Idrissa Seck a toujours voulu retourner au Pds. Il a l’obsession du Pds. Tout ce qu’il souhaite, c’est, avant de mourir, de porter le titre de secrétaire général national du Pds. Par rapport à cet objectif, Idrissa Seck est prêt à toutes les contorsions, à toutes les compromissions. Maintenant, qu’est-ce qui doit l’expliquer ? Il y a plusieurs facteurs. Quand on regarde aujourd’hui la configuration de l’espace politique sénégalais, il est évident que Idrissa Seck ne peut pas trouver d’allié qu’auprès de Abdoulaye Wade. Une bonne partie de l’espace politique est occupée par la coalition Bennoo Siggil Senegaal. J’ai l’impression que la démission de Macky Sall a brouillé le schéma de Idrissa Seck. Aujourd’hui, à la surprise de beaucoup d’observateurs, Macky Sall et son parti Apr/Yaakaar se sont bien comportés. Qu’on le veuille ou non, il y a une forte saignée du Pds vers Apr/Yaakaar. L’autre facteur explicatif, c’est que le personnel politique que Wade a choisi pour diriger le parti s’est montré incompétent, incapable d’arrêter cette hémorragie. Par contre, le discours du genre : «C’est à sa demande», ça franchement c’est encore une supercherie qu’on nous a envoyée pour nous faire croire que Wade n’est pas demandeur. En fait, ils ont mutuellement besoin de se retrouver. D’ailleurs, ce n’est pas des retrouvailles de la famille libérale, mais celles de familles de prédateurs. Ce qu’ils (Wade et Idy) se sont dit en matière d’argent, tant qu’ils ne me donneront pas des réponses claires et précises, je considère qu’ils ont trouvé un compromis par rapport à l’argent du Sénégal.
Après tout ce qui s’est passé, quant sera-t-il de l’intégration de Idrissa Seck au Pds ?

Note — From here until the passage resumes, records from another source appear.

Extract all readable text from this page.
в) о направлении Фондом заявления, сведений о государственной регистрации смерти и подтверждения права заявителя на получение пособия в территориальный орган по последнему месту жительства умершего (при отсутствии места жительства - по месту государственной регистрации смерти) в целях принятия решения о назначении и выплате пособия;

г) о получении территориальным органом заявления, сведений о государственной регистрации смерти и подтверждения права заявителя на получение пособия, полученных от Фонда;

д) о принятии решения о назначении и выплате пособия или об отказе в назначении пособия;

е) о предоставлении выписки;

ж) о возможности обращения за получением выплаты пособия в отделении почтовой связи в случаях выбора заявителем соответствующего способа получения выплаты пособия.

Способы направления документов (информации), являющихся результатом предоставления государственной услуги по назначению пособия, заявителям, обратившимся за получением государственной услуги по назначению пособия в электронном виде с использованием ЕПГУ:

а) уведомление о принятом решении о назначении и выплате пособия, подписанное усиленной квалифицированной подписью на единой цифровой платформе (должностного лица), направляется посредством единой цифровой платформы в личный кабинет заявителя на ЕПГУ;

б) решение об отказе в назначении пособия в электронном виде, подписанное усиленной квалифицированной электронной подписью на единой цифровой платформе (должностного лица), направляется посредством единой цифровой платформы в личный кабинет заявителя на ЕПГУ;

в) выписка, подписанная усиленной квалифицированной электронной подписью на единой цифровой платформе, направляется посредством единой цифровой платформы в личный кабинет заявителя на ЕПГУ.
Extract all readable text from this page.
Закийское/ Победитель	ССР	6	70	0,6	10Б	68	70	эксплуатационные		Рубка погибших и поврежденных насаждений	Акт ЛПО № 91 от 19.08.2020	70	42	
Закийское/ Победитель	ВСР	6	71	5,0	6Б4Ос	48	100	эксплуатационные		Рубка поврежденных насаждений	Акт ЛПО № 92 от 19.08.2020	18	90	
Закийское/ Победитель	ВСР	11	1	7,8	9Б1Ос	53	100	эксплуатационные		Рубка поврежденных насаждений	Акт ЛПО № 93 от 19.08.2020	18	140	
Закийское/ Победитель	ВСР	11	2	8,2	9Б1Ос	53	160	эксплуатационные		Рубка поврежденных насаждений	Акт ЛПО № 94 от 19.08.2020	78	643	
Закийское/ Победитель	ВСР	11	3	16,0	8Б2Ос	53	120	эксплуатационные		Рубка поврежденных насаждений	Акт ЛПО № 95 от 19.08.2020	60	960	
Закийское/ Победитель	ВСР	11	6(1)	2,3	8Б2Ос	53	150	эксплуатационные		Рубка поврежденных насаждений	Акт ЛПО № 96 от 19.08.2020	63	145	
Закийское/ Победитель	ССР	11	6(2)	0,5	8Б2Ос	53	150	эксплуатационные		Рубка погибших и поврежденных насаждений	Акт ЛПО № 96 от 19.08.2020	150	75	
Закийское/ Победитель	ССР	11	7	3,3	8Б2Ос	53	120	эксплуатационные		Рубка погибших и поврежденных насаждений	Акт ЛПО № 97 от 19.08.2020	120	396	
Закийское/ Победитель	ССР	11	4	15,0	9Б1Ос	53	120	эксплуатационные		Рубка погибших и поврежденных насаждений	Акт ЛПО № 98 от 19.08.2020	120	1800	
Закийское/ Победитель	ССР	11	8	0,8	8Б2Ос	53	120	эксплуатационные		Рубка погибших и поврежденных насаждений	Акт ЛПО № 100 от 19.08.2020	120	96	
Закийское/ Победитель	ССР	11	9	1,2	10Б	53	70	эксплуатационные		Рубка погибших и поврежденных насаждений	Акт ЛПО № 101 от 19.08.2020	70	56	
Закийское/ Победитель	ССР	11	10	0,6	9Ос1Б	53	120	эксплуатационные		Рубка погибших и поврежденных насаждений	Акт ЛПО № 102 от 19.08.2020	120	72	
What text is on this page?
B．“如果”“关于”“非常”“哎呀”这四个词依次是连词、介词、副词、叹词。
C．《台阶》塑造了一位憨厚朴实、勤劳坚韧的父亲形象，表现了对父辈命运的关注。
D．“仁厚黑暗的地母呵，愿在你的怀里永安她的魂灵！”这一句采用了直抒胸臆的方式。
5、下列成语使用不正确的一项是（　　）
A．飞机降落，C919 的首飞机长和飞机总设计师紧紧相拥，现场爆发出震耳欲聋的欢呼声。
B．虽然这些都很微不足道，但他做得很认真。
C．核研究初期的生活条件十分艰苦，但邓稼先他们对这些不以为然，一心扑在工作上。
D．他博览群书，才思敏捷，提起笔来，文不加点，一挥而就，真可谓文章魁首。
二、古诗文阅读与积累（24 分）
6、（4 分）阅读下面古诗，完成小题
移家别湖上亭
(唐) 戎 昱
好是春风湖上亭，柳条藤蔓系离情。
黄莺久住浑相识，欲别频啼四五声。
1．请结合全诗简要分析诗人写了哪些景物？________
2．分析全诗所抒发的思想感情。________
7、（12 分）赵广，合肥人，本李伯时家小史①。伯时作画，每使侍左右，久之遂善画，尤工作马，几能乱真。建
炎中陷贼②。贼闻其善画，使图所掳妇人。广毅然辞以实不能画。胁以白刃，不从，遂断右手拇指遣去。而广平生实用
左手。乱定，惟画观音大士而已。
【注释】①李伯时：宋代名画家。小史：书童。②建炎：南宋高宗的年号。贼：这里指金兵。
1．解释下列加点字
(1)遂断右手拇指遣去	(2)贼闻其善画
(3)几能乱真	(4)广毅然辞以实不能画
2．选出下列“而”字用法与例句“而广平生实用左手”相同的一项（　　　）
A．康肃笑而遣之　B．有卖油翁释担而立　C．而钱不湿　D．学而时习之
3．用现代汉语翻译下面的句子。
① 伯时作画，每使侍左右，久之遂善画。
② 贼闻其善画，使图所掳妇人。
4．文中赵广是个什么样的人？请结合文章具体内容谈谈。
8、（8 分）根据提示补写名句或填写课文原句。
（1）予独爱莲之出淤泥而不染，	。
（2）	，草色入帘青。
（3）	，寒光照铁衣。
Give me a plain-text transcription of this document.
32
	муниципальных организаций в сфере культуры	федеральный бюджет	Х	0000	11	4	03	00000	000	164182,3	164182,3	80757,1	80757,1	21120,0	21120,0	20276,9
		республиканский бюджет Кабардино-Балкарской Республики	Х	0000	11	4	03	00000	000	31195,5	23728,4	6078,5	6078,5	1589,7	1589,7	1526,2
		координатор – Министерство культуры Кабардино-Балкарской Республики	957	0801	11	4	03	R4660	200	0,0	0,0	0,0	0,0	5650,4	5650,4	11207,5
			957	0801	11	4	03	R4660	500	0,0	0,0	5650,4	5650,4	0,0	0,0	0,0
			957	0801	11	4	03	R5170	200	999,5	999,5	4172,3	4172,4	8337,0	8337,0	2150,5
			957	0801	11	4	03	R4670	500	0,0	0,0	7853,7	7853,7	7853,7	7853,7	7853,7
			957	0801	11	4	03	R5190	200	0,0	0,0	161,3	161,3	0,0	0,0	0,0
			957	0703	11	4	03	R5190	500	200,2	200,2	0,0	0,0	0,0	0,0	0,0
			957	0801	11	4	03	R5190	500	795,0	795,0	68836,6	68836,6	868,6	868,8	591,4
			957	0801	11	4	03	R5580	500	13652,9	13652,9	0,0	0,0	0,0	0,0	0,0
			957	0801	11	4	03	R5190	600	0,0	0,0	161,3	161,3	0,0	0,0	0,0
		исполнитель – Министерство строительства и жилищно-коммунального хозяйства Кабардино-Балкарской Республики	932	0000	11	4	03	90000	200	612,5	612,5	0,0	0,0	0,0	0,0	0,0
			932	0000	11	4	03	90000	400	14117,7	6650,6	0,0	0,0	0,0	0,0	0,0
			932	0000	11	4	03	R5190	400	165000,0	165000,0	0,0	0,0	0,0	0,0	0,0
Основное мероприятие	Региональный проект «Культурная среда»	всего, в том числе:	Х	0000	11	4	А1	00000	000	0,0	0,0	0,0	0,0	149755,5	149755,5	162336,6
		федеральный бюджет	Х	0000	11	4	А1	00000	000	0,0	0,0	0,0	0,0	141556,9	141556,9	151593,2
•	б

Le Pds, c’est Abdoulaye Wade. Sa volonté est celle des autres. Ça ne posera pas de problème, en ce qui concerne les responsables. Par contre, les militants qui sont encore sains, eux, doivent avoir beaucoup de chagrin. Le secrétaire général de leur parti est en train d’offrir à ce peuple, un spectacle honteux, de mauvais goût, qui constitue une dévaluation des valeurs pour lesquelles nous nous sommes battus à ses côtés pendant 26 ans pour l’amener au pouvoir.